など最初は意識的に手を合わせていれば自然と習慣になるでしょう。

神饌(お供え)について

神饌とはお米、お水、お塩、お酒です。
人間が生きていくうえでも必要なものですね。
正式には三方と呼ばれる木製の置台に決まった置き方でお供えするのですが、設置場所の事情によって三方ではなくとも大丈夫です。

榊を祀っている場合は、枯れていなければ神社でも月次祭が執り行われる1日と15日に取り換えます。

基本的にはお供え物は朝お供えして夕方下げます。
しかし朝早く出て夜遅くかえってくるようなお忙しい方は朝のお参りでお水の取り換えだけをし、他のお供えはしなくとも拝み方をきちんとしていれば大丈夫です。

ただ、神様をお迎えする以上は毎日の手を合わせる拝み方とお正月の清掃、御神札のお取替えとお祀りは心掛けましょう。

まとめ

神棚への拝み方は神社での参拝と同じですので難しくありません。

これから転居、新築や増改築、開店のご予定がある方も、ない方もぜひ、神棚の設置場所のご検討をされてみてください。きっと神様と一緒にいい”気”が入ってくることと思います。

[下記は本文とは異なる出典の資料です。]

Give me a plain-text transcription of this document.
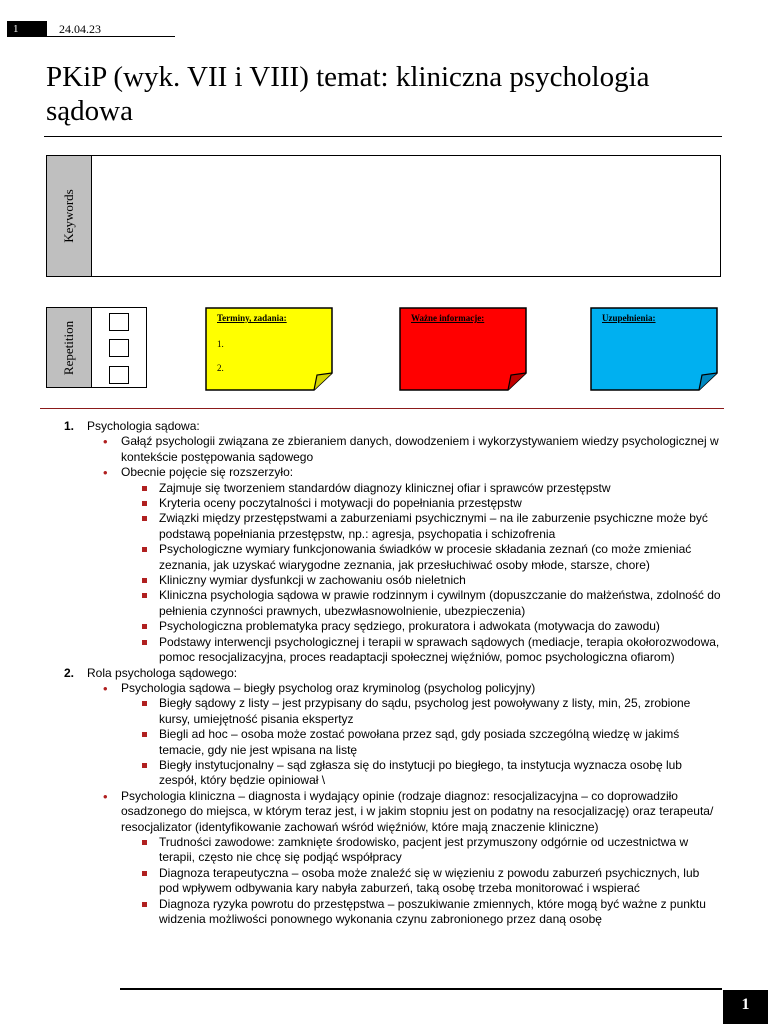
1	24.04.23
PKiP (wyk. VII i VIII) temat: kliniczna psychologia sądowa
Keywords
Repetition
Terminy, zadania:
1.
2.
Ważne informacje:	Uzupełnienia:
1. Psychologia sądowa:
• Gałąź psychologii związana ze zbieraniem danych, dowodzeniem i wykorzystywaniem wiedzy psychologicznej w kontekście postępowania sądowego
• Obecnie pojęcie się rozszerzyło:
Zajmuje się tworzeniem standardów diagnozy klinicznej ofiar i sprawców przestępstw
Kryteria oceny poczytalności i motywacji do popełniania przestępstw
Związki między przestępstwami a zaburzeniami psychicznymi – na ile zaburzenie psychiczne może być podstawą popełniania przestępstw, np.: agresja, psychopatia i schizofrenia
Psychologiczne wymiary funkcjonowania świadków w procesie składania zeznań (co może zmieniać zeznania, jak uzyskać wiarygodne zeznania, jak przesłuchiwać osoby młode, starsze, chore)
Kliniczny wymiar dysfunkcji w zachowaniu osób nieletnich
Kliniczna psychologia sądowa w prawie rodzinnym i cywilnym (dopuszczanie do małżeństwa, zdolność do pełnienia czynności prawnych, ubezwłasnowolnienie, ubezpieczenia)
Psychologiczna problematyka pracy sędziego, prokuratora i adwokata (motywacja do zawodu)
Podstawy interwencji psychologicznej i terapii w sprawach sądowych (mediacje, terapia okołorozwodowa, pomoc resocjalizacyjna, proces readaptacji społecznej więźniów, pomoc psychologiczna ofiarom)
2. Rola psychologa sądowego:
• Psychologia sądowa – biegły psycholog oraz kryminolog (psycholog policyjny)
Biegły sądowy z listy – jest przypisany do sądu, psycholog jest powoływany z listy, min, 25, zrobione kursy, umiejętność pisania ekspertyz
Biegli ad hoc – osoba może zostać powołana przez sąd, gdy posiada szczególną wiedzę w jakimś temacie, gdy nie jest wpisana na listę
Biegły instytucjonalny – sąd zgłasza się do instytucji po biegłego, ta instytucja wyznacza osobę lub zespół, który będzie opiniował \
• Psychologia kliniczna – diagnosta i wydający opinie (rodzaje diagnoz: resocjalizacyjna – co doprowadziło osadzonego do miejsca, w którym teraz jest, i w jakim stopniu jest on podatny na resocjalizację) oraz terapeuta/ resocjalizator (identyfikowanie zachowań wśród więźniów, które mają znaczenie kliniczne)
Trudności zawodowe: zamknięte środowisko, pacjent jest przymuszony odgórnie od uczestnictwa w terapii, często nie chcę się podjąć współpracy
Diagnoza terapeutyczna – osoba może znaleźć się w więzieniu z powodu zaburzeń psychicznych, lub pod wpływem odbywania kary nabyła zaburzeń, taką osobę trzeba monitorować i wspierać
Diagnoza ryzyka powrotu do przestępstwa – poszukiwanie zmiennych, które mogą być ważne z punktu widzenia możliwości ponownego wykonania czynu zabronionego przez daną osobę
1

設置場所は住宅事情や引っ越しの有無によっても難しいことも多いと思いますが、どうしても場所がない場合は背の高い箪笥の上段に、宮形の下に白い紙をしいて設置されるとよいでしょう。

拝み方やお供えの基本はありますが、何よりも神棚に手を合わせて一日無事に過ごせたことの感謝を表すのが一番です。

自分の心の落着きにもつながりますので続けていきたいですね。